Kepolisian Daerah Nusa Tenggara Barat (Polda NTB) telah mengirim Ajun Komisaris Polisi (AKP) Malaungi ke Badan Reserse Kriminal (Bareskrim) Polri di Jakarta. Langkah ini merupakan tindak lanjut dari penangkapan terduga bandar narkoba Koko Erwin di Tanjung Balai, Sumatra Utara, pada Kamis (26/2).
Kapolda NTB Irjen Pol. Edy Murbowo membenarkan adanya pergeseran AKP Malaungi ke Jakarta. “Jadi, kita ‘kan ada join investigasi ya, dari Polda NTB dan Bareskrim, biar ini semakin jelas. Semakin jelas perannya masing-masing. Kemana lagi? Nanti didalami oleh Bareskrim dan Polda NTB,” kata Irjen Edy Murbowo di Mataram, Jumat (27/2/2026).
Dengan memberangkatkan AKP Malaungi ke Mabes Polri, diharapkan susunan “puzzle” dari kasus peredaran narkoba di wilayah NTB tersebut dapat dilengkapi.

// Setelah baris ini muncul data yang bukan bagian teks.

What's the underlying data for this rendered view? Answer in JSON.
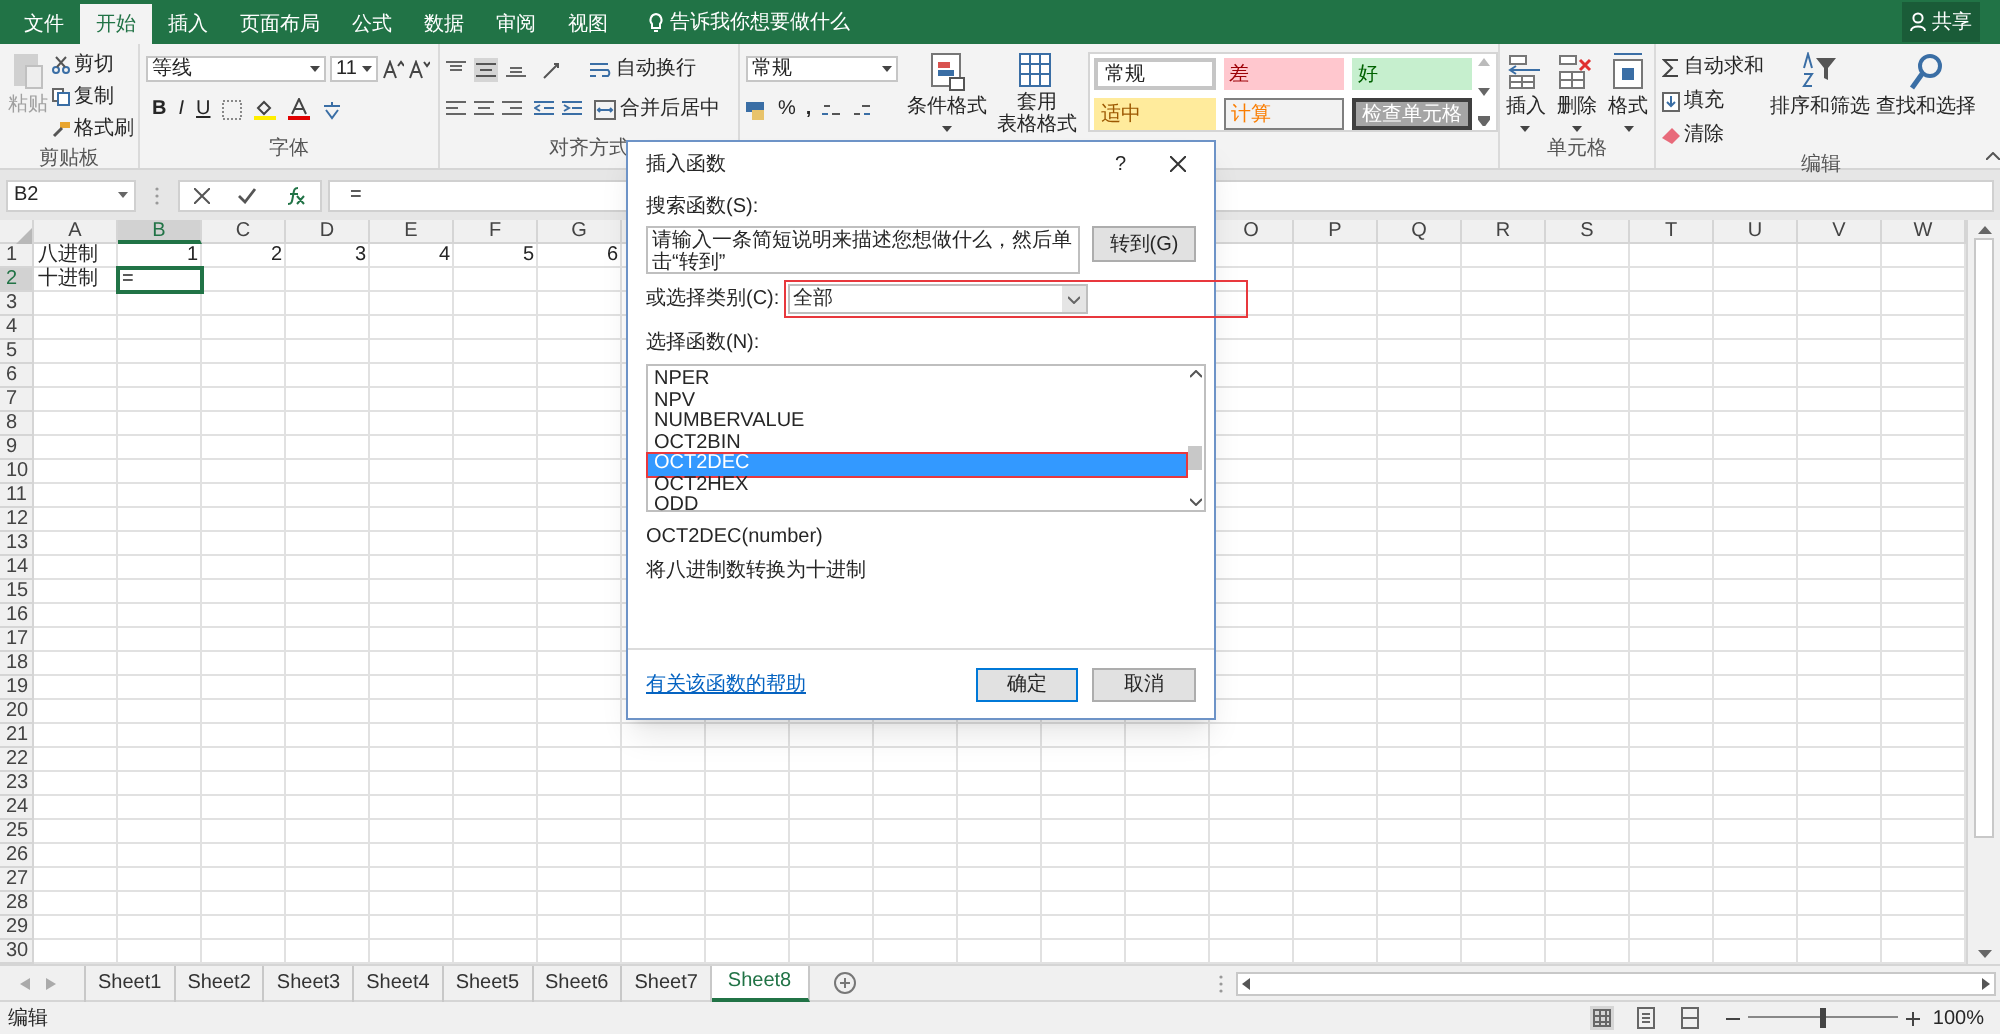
{
  "tabs": [
    {
      "label": "文件",
      "selected": false
    },
    {
      "label": "开始",
      "selected": true
    },
    {
      "label": "插入",
      "selected": false
    },
    {
      "label": "页面布局",
      "selected": false
    },
    {
      "label": "公式",
      "selected": false
    },
    {
      "label": "数据",
      "selected": false
    },
    {
      "label": "审阅",
      "selected": false
    },
    {
      "label": "视图",
      "selected": false
    }
  ],
  "tell_me": "告诉我你想要做什么",
  "share": "共享",
  "ribbon": {
    "clipboard": {
      "paste": "粘贴",
      "paste_disabled": true,
      "cut": "剪切",
      "copy": "复制",
      "format_painter": "格式刷",
      "label": "剪贴板"
    },
    "font": {
      "font_name": "等线",
      "font_size": "11",
      "bold": "B",
      "italic": "I",
      "underline": "U",
      "label": "字体"
    },
    "alignment": {
      "wrap": "自动换行",
      "merge": "合并后居中",
      "label": "对齐方式"
    },
    "number": {
      "format": "常规",
      "percent": "%",
      "comma": ","
    },
    "styles": {
      "conditional": "条件格式",
      "table_1": "套用",
      "table_2": "表格格式",
      "gallery": [
        {
          "label": "常规",
          "kind": "normal"
        },
        {
          "label": "差",
          "kind": "bad"
        },
        {
          "label": "好",
          "kind": "good"
        },
        {
          "label": "适中",
          "kind": "neutral"
        },
        {
          "label": "计算",
          "kind": "calculation"
        },
        {
          "label": "检查单元格",
          "kind": "check"
        }
      ]
    },
    "cells": {
      "insert": "插入",
      "delete": "删除",
      "format": "格式",
      "label": "单元格"
    },
    "editing": {
      "autosum": "自动求和",
      "fill": "填充",
      "clear": "清除",
      "sort": "排序和筛选",
      "find": "查找和选择",
      "label": "编辑"
    }
  },
  "formula_bar": {
    "name_box": "B2",
    "formula": "="
  },
  "sheet": {
    "columns_left": [
      "A",
      "B",
      "C",
      "D",
      "E",
      "F",
      "G"
    ],
    "columns_right": [
      "O",
      "P",
      "Q",
      "R",
      "S",
      "T",
      "U",
      "V",
      "W"
    ],
    "rows": [
      {
        "number": "1",
        "cells": [
          {
            "text": "八进制",
            "kind": "text",
            "selected": false
          },
          {
            "text": "1",
            "kind": "number",
            "selected": false
          },
          {
            "text": "2",
            "kind": "number",
            "selected": false
          },
          {
            "text": "3",
            "kind": "number",
            "selected": false
          },
          {
            "text": "4",
            "kind": "number",
            "selected": false
          },
          {
            "text": "5",
            "kind": "number",
            "selected": false
          },
          {
            "text": "6",
            "kind": "number",
            "selected": false
          }
        ]
      },
      {
        "number": "2",
        "cells": [
          {
            "text": "十进制",
            "kind": "text",
            "selected": false
          },
          {
            "text": "=",
            "kind": "text",
            "selected": true
          }
        ]
      },
      {
        "number": "3"
      },
      {
        "number": "4"
      },
      {
        "number": "5"
      },
      {
        "number": "6"
      },
      {
        "number": "7"
      },
      {
        "number": "8"
      },
      {
        "number": "9"
      },
      {
        "number": "10"
      },
      {
        "number": "11"
      },
      {
        "number": "12"
      },
      {
        "number": "13"
      },
      {
        "number": "14"
      },
      {
        "number": "15"
      },
      {
        "number": "16"
      },
      {
        "number": "17"
      },
      {
        "number": "18"
      },
      {
        "number": "19"
      },
      {
        "number": "20"
      },
      {
        "number": "21"
      },
      {
        "number": "22"
      },
      {
        "number": "23"
      },
      {
        "number": "24"
      },
      {
        "number": "25"
      },
      {
        "number": "26"
      },
      {
        "number": "27"
      },
      {
        "number": "28"
      },
      {
        "number": "29"
      },
      {
        "number": "30"
      }
    ]
  },
  "sheet_tabs": [
    {
      "label": "Sheet1",
      "selected": false
    },
    {
      "label": "Sheet2",
      "selected": false
    },
    {
      "label": "Sheet3",
      "selected": false
    },
    {
      "label": "Sheet4",
      "selected": false
    },
    {
      "label": "Sheet5",
      "selected": false
    },
    {
      "label": "Sheet6",
      "selected": false
    },
    {
      "label": "Sheet7",
      "selected": false
    },
    {
      "label": "Sheet8",
      "selected": true
    }
  ],
  "status_bar": {
    "mode": "编辑",
    "zoom": "100%",
    "zoom_slider": {
      "level": 0.5
    }
  },
  "dialog": {
    "title": "插入函数",
    "help": "?",
    "search_label": "搜索函数(S):",
    "search_text": "请输入一条简短说明来描述您想做什么，然后单击“转到”",
    "go": "转到(G)",
    "category_label": "或选择类别(C):",
    "category": "全部",
    "category_highlighted": true,
    "function_label": "选择函数(N):",
    "functions": [
      {
        "name": "NPER",
        "selected": false,
        "highlighted": false
      },
      {
        "name": "NPV",
        "selected": false,
        "highlighted": false
      },
      {
        "name": "NUMBERVALUE",
        "selected": false,
        "highlighted": false
      },
      {
        "name": "OCT2BIN",
        "selected": false,
        "highlighted": false
      },
      {
        "name": "OCT2DEC",
        "selected": true,
        "highlighted": true
      },
      {
        "name": "OCT2HEX",
        "selected": false,
        "highlighted": false
      },
      {
        "name": "ODD",
        "selected": false,
        "highlighted": false
      }
    ],
    "signature": "OCT2DEC(number)",
    "description": "将八进制数转换为十进制",
    "help_link": "有关该函数的帮助",
    "ok": "确定",
    "cancel": "取消"
  }
}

Sebelumnya, Koko Erwin dan mantan Kepala Polres Bima Kota, AKBP Didik Putra Kuncoro, juga telah berada di Mabes Polri untuk proses penyelidikan lebih lanjut. “Mungkin di sana akan digelar (ekspose perkara), investigasi bersama, kerja sama untuk pengungkapan kasus biar makin jelas,” ujar Irjen Edy Murbowo.
Penangkapan Koko Erwin dan Jaringan
Direktorat Tindak Pidana Narkoba (Dittipidnarkoba) Bareskrim Polri sebelumnya membenarkan bahwa Tim Gabungan Subdit IV dan Satgas NIC Dittipidnarkoba Bareskrim Polri menangkap terduga bandar narkoba Koko Erwin yang berstatus daftar pencarian orang (DPO). Koko Erwin ditangkap di Tanjung Balai, Sumatra Utara, ketika hendak menyeberang ke Malaysia pada Kamis (26/2).
Dalam proses penangkapan tersebut, petugas juga meringkus dua orang terduga pelaku lain, yakni berinisial A alias Y dan R alias K, dari lokasi berbeda. Pelaku A alias Y ditangkap di Riau, sementara R alias K ditangkap di Tanjung Balai bersama Koko Erwin. Keduanya disebut berperan membantu Koko Erwin untuk melarikan diri ke Malaysia guna menghindari penangkapannya oleh petugas Polri.
Keterlibatan AKP Malaungi dan AKBP Didik Putra Kuncoro
Nama Koko Erwin kali pertama muncul dari konferensi pers yang digelar kuasa hukum AKP Malaungi, Asmuni. Ia mengatakan bahwa kliennya, dalam berita acara pemeriksaan (BAP) sebagai tersangka kasus peredaran narkoba pada Direktorat Reserse Narkoba Polda NTB, sudah mengungkapkan seluruh pihak yang terlibat.
Dari rangkaian BAP di hadapan penyidik kepolisian, AKP Malaungi, saat menjabat Kepala Satresnarkoba Polres Bima Kota, mengaku kenal dengan Koko Erwin selaku bandar narkotika. Ia juga mengakui menerima sabu sebanyak 488 gram dari Koko Erwin di Hotel Marina Inn, Kota Bima, pada akhir tahun 2025.
Penyerahan sabu dalam lima kantong plastik itu disebut sebagai tindak lanjut pemberian suap senilai Rp1 miliar dari Koko Erwin. Bandar yang menurut informasinya sebagai pemain lama ini menyerahkan uang Rp1 miliar dengan niat membantu AKP Malaungi memenuhi keinginan atasannya, punya mobil Alphard keluaran terbaru dengan harga Rp1,8 miliar.
AKBP Didik Putra Kuncoro, yang saat itu menjabat Kepala Polres Bima Kota, juga disebutkan dalam BAP menyambut baik niat Koko Erwin. Ia diduga mengatur rencana dengan bawahannya, AKP Malaungi, agar bisnis sabu Koko Erwin berjalan mulus di wilayah hukum Polres Bima Kota.